In his interview Reid serves up a tempting outline of his book
— watch it and my guess is you will want to read the book. Reid
has made minor mistakes in his laborious work, for instance,
calling Winchester College a “university” and saying the Welshman,
Aneurin Bevan, was the “administrator” of Britain’s National Health
Service. Nonetheless, I shall say it here and not be ashamed.

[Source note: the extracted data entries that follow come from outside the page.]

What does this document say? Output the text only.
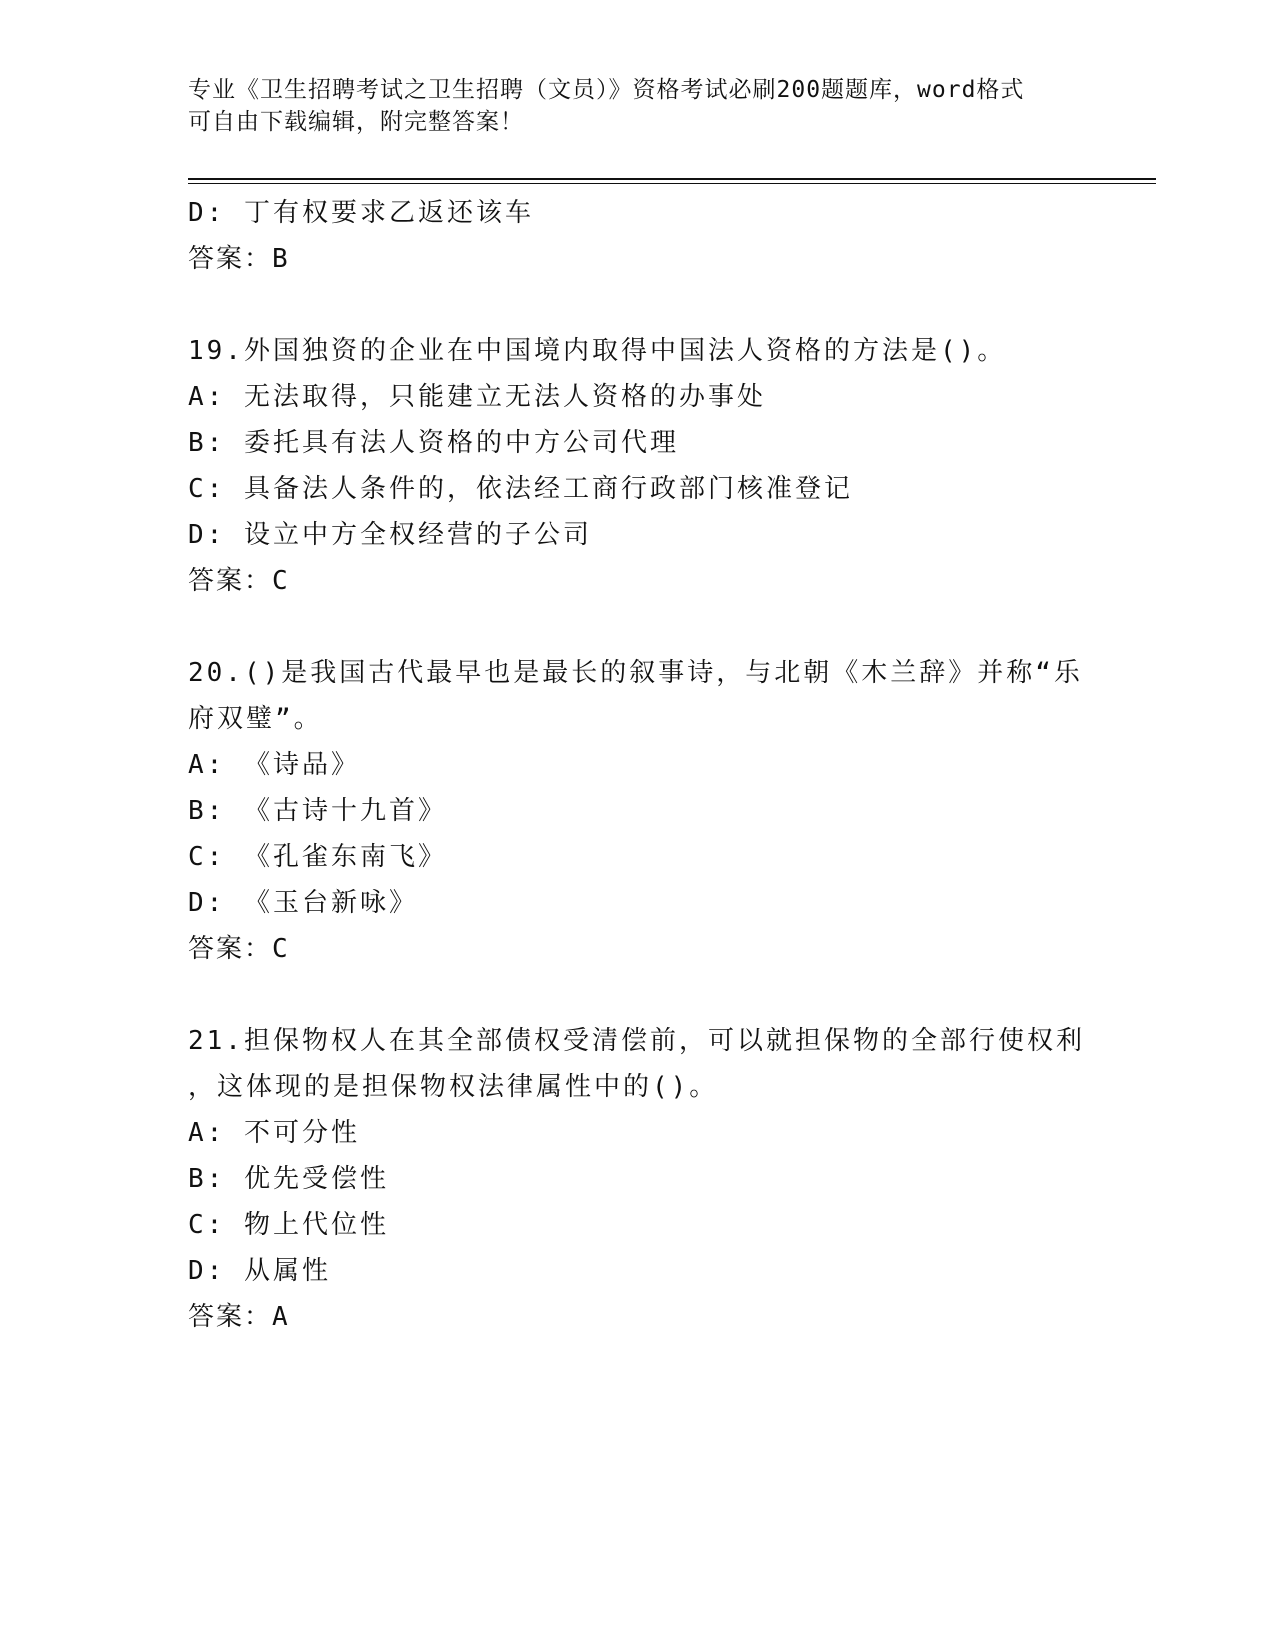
专业《卫生招聘考试之卫生招聘（文员）》资格考试必刷200题题库，word格式
可自由下载编辑，附完整答案！
D: 丁有权要求乙返还该车
答案：B
19.外国独资的企业在中国境内取得中国法人资格的方法是()。
A: 无法取得，只能建立无法人资格的办事处
B: 委托具有法人资格的中方公司代理
C: 具备法人条件的，依法经工商行政部门核准登记
D: 设立中方全权经营的子公司
答案：C
20.()是我国古代最早也是最长的叙事诗，与北朝《木兰辞》并称“乐
府双璧”。
A: 《诗品》
B: 《古诗十九首》
C: 《孔雀东南飞》
D: 《玉台新咏》
答案：C
21.担保物权人在其全部债权受清偿前，可以就担保物的全部行使权利
，这体现的是担保物权法律属性中的()。
A: 不可分性
B: 优先受偿性
C: 物上代位性
D: 从属性
答案：A
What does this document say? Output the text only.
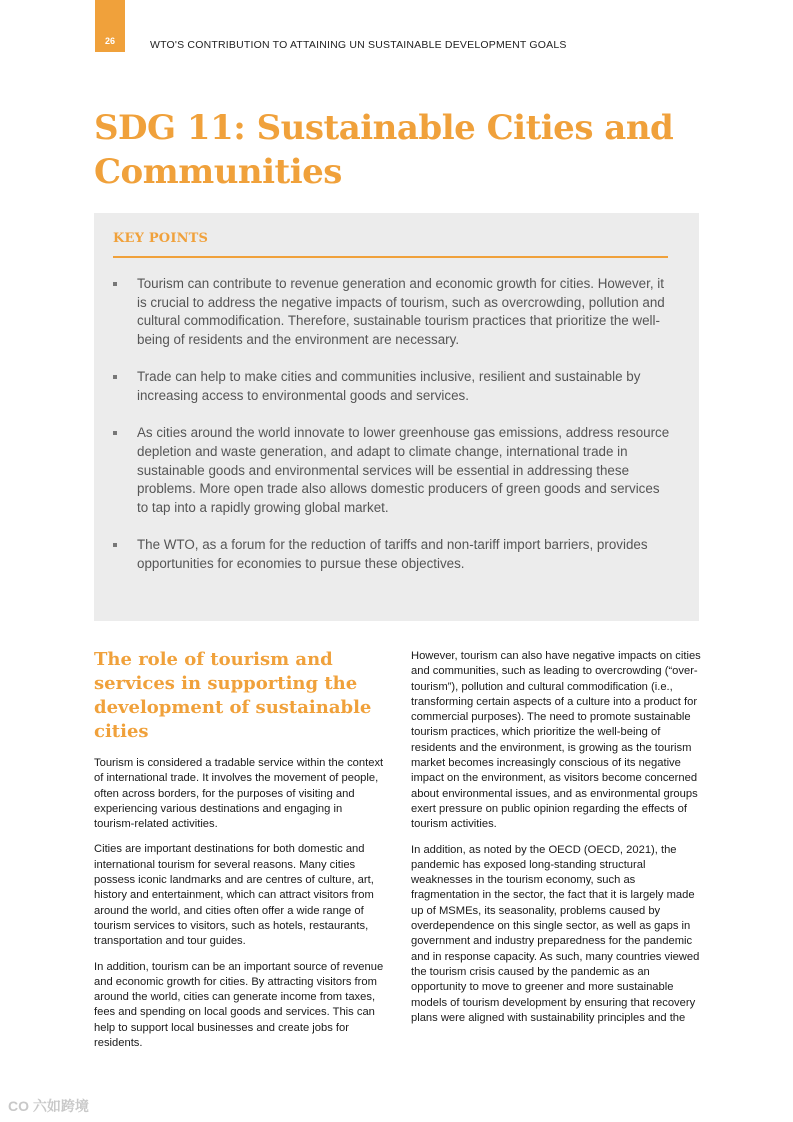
26	WTO'S CONTRIBUTION TO ATTAINING UN SUSTAINABLE DEVELOPMENT GOALS
SDG 11: Sustainable Cities and Communities
KEY POINTS
Tourism can contribute to revenue generation and economic growth for cities. However, it is crucial to address the negative impacts of tourism, such as overcrowding, pollution and cultural commodification. Therefore, sustainable tourism practices that prioritize the well-being of residents and the environment are necessary.
Trade can help to make cities and communities inclusive, resilient and sustainable by increasing access to environmental goods and services.
As cities around the world innovate to lower greenhouse gas emissions, address resource depletion and waste generation, and adapt to climate change, international trade in sustainable goods and environmental services will be essential in addressing these problems. More open trade also allows domestic producers of green goods and services to tap into a rapidly growing global market.
The WTO, as a forum for the reduction of tariffs and non-tariff import barriers, provides opportunities for economies to pursue these objectives.
The role of tourism and services in supporting the development of sustainable cities

Tourism is considered a tradable service within the context of international trade. It involves the movement of people, often across borders, for the purposes of visiting and experiencing various destinations and engaging in tourism-related activities.

Cities are important destinations for both domestic and international tourism for several reasons. Many cities possess iconic landmarks and are centres of culture, art, history and entertainment, which can attract visitors from around the world, and cities often offer a wide range of tourism services to visitors, such as hotels, restaurants, transportation and tour guides.

In addition, tourism can be an important source of revenue and economic growth for cities. By attracting visitors from around the world, cities can generate income from taxes, fees and spending on local goods and services. This can help to support local businesses and create jobs for residents.

However, tourism can also have negative impacts on cities and communities, such as leading to overcrowding (“over-tourism”), pollution and cultural commodification (i.e., transforming certain aspects of a culture into a product for commercial purposes). The need to promote sustainable tourism practices, which prioritize the well-being of residents and the environment, is growing as the tourism market becomes increasingly conscious of its negative impact on the environment, as visitors become concerned about environmental issues, and as environmental groups exert pressure on public opinion regarding the effects of tourism activities.

In addition, as noted by the OECD (OECD, 2021), the pandemic has exposed long-standing structural weaknesses in the tourism economy, such as fragmentation in the sector, the fact that it is largely made up of MSMEs, its seasonality, problems caused by overdependence on this single sector, as well as gaps in government and industry preparedness for the pandemic and in response capacity. As such, many countries viewed the tourism crisis caused by the pandemic as an opportunity to move to greener and more sustainable models of tourism development by ensuring that recovery plans were aligned with sustainability principles and the

CO 六如跨境
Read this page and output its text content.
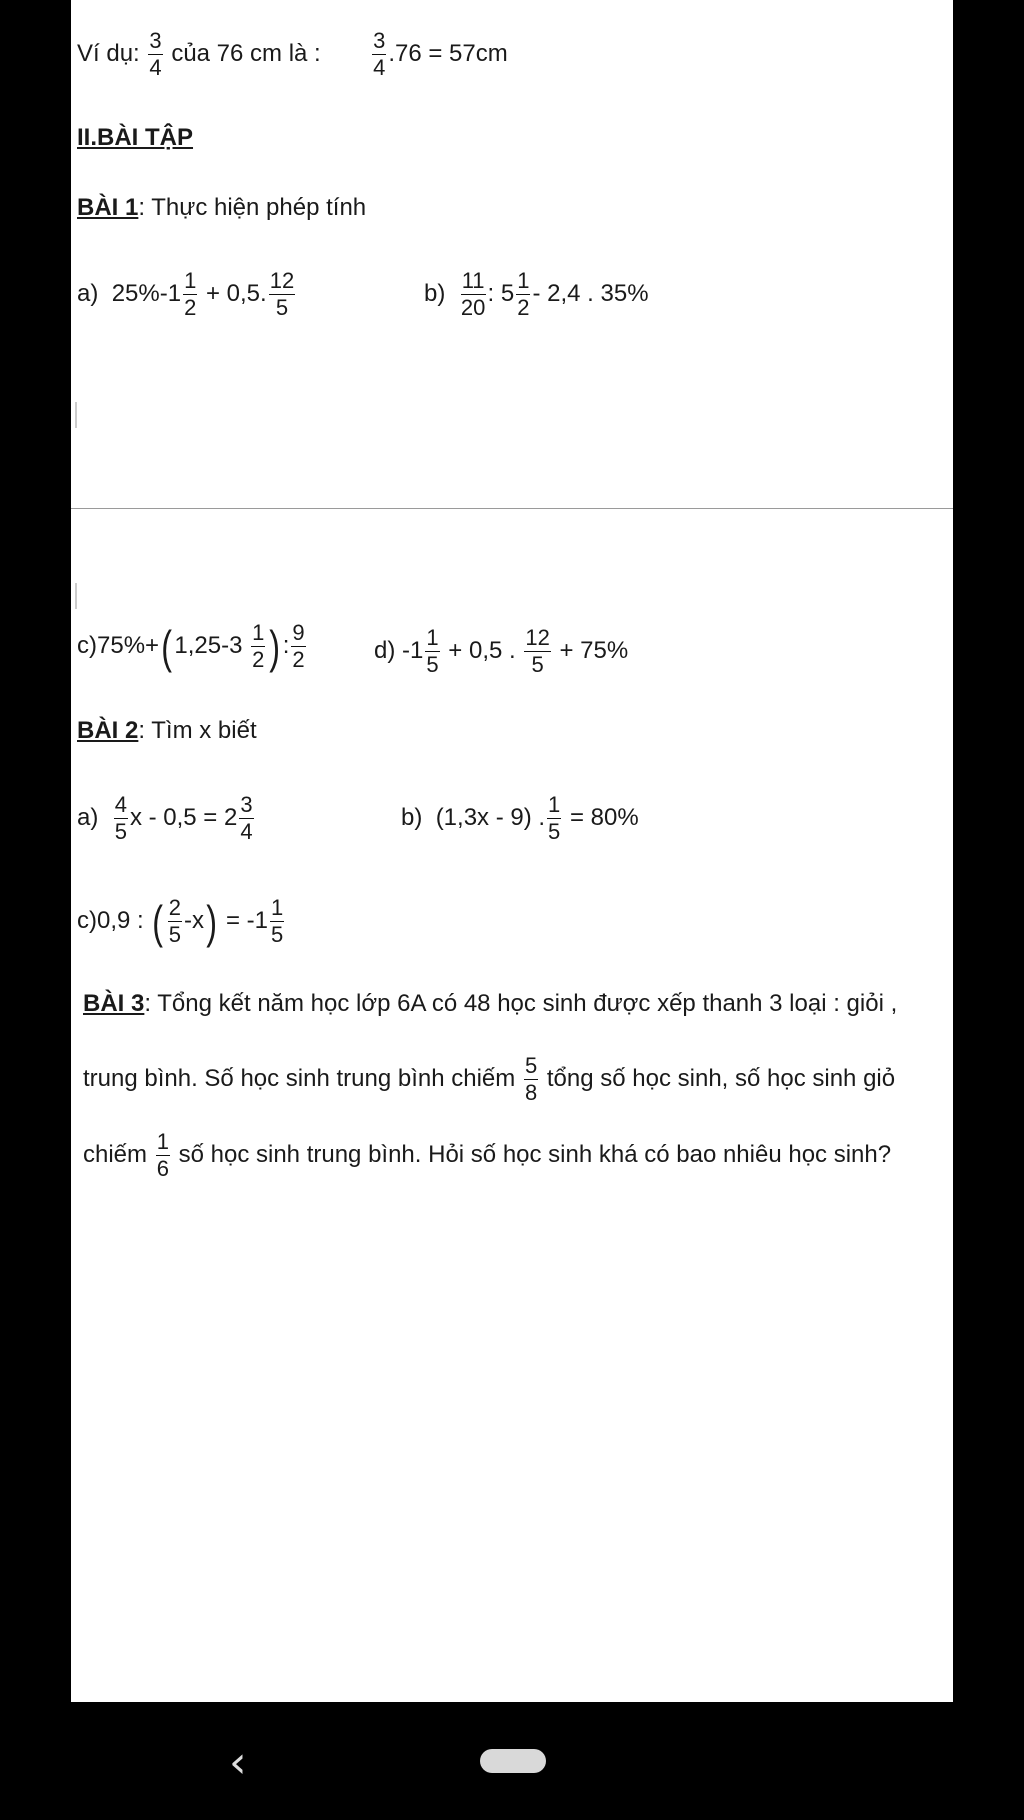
Ví dụ: $\frac{3}{4}$ của 76 cm là : $\frac{3}{4} .76 = 57cm$
II.BÀI TẬP
BÀI 1: Thực hiện phép tính
a) $25\%-1 \frac{1}{2} + 0,5$. $\frac{12}{5}$	$b) \frac{11}{20}$ : $5 \frac{1}{2} - 2,4$ . 35%
$c)75\%+(1,25-3 \frac{1}{2}$ ): $\frac{9}{2}$	d) $-1 \frac{1}{5} + 0,5$ . $\frac{12}{5} + 75\%$
BÀI 2: Tìm x biết
$a) \frac{4}{5}$ $x - 0,5 = 2 \frac{3}{4}$	b) (1,3x - 9) . $\frac{1}{5} = 80\%$
c)0,9 : ( $\frac{2}{5} -x) = -1 \frac{1}{5}$
BÀI 3: Tổng kết năm học lớp 6A có 48 học sinh được xếp thanh 3 loại : giỏi ,
trung bình. Số học sinh trung bình chiếm $\frac{5}{8}$ tổng số học sinh, số học sinh giỏ
chiếm $\frac{1}{6}$ số học sinh trung bình. Hỏi số học sinh khá có bao nhiêu học sinh?
‹
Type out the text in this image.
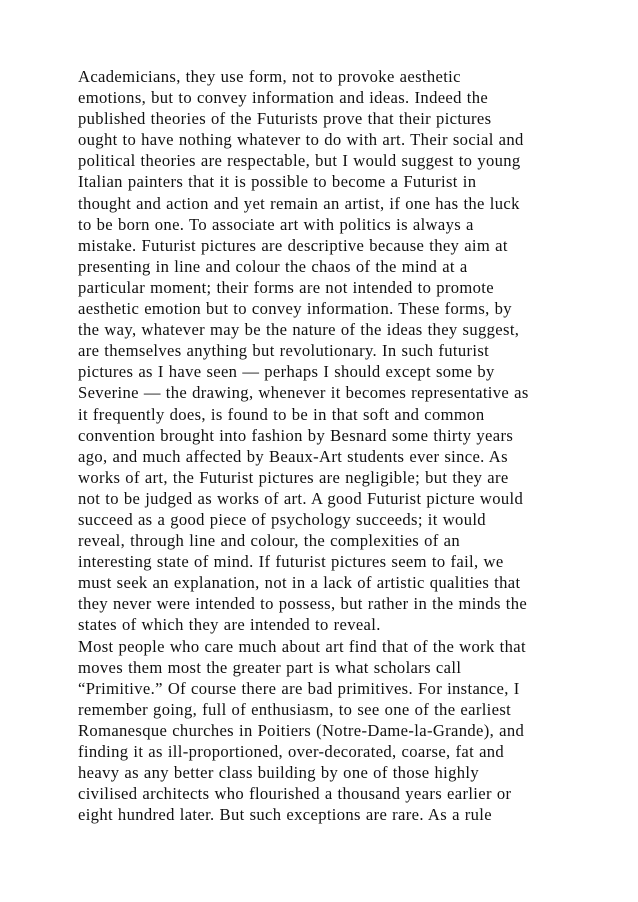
Academicians, they use form, not to provoke aesthetic
emotions, but to convey information and ideas. Indeed the
published theories of the Futurists prove that their pictures
ought to have nothing whatever to do with art. Their social and
political theories are respectable, but I would suggest to young
Italian painters that it is possible to become a Futurist in
thought and action and yet remain an artist, if one has the luck
to be born one. To associate art with politics is always a
mistake. Futurist pictures are descriptive because they aim at
presenting in line and colour the chaos of the mind at a
particular moment; their forms are not intended to promote
aesthetic emotion but to convey information. These forms, by
the way, whatever may be the nature of the ideas they suggest,
are themselves anything but revolutionary. In such futurist
pictures as I have seen — perhaps I should except some by
Severine — the drawing, whenever it becomes representative as
it frequently does, is found to be in that soft and common
convention brought into fashion by Besnard some thirty years
ago, and much affected by Beaux-Art students ever since. As
works of art, the Futurist pictures are negligible; but they are
not to be judged as works of art. A good Futurist picture would
succeed as a good piece of psychology succeeds; it would
reveal, through line and colour, the complexities of an
interesting state of mind. If futurist pictures seem to fail, we
must seek an explanation, not in a lack of artistic qualities that
they never were intended to possess, but rather in the minds the
states of which they are intended to reveal.
Most people who care much about art find that of the work that
moves them most the greater part is what scholars call
“Primitive.” Of course there are bad primitives. For instance, I
remember going, full of enthusiasm, to see one of the earliest
Romanesque churches in Poitiers (Notre-Dame-la-Grande), and
finding it as ill-proportioned, over-decorated, coarse, fat and
heavy as any better class building by one of those highly
civilised architects who flourished a thousand years earlier or
eight hundred later. But such exceptions are rare. As a rule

Though Reid is not a professional historian he has rounded out the
portraits of Roosevelt, Churchill, Hitler, and Stalin more
completely than any other writer I have read. Moreover, he does the
same with lesser figures, George Marshall, Admiral Ernest King,
Anthony Eden, in fact almost the whole cast of characters who lined
up with Churchill to fight World War II. And I am not leaving out
the idiot Dr. Goebbels and the fumbling Hermann Goering, Hitler’s
propagandist and air marshal respectively. Never again will I
perceive them in the one-dimensional way they come off in
conventional historiography.
How Reid succeeds in this I can only speculate. He has read
widely and chosen quotes with an eye for their vividness. Perhaps
he was unfettered by a professional historian’s strictures and uses
quotes with especial attention for what they will tell readers
about, say, Churchill or Roosevelt. It is a gift, a literary
gift.
Thus we all know that Roosevelt was a great leader, but he was
also petty and could be inexplicably petty, even cruel. At the
Tehran conference he insisted on keeping Churchill out of private
conferences with Stalin for no apparent reason. Later he was much
amused when Stalin, the butcher of Katyn forest, playfully
bedeviled Churchill, causing FDR’s friend, Averell Harriman, to
recall later that the President “always enjoyed other people’s
discomfort…. It never bothered him much when other people were
unhappy.” Churchill is portrayed convincingly as tough and even
ruthless, especially to his sorely pressed staff. Yet in Cairo, as
he waited for an enthusiastic Roosevelt to join him in an outing to
the pyramids, he told his daughter Sarah — his “eyes bright with
tears” — “I love that man.”
Both men had their fatherly embarrassments. Churchill was
indulgent toward his repulsive and drunken son Randolph. He took
him to international conferences and sent the unreliable fellow on
high-level missions. Not to be out done, Roosevelt took his son
Elliott abroad with him, and at Tehran had to sit by while the
drunken Elliott gave a toast committing the American army to what
would have amounted to atrocities. Elliott meant it as a joke,
friendly to Stalin and aimed at Churchill.
It is rare to read a book that portrays one or another of these
great men so completely and convincingly. To have so many great
figures portrayed so fully in one book is amazing. Go out and buy
Defender of the Realm and see if I am not right.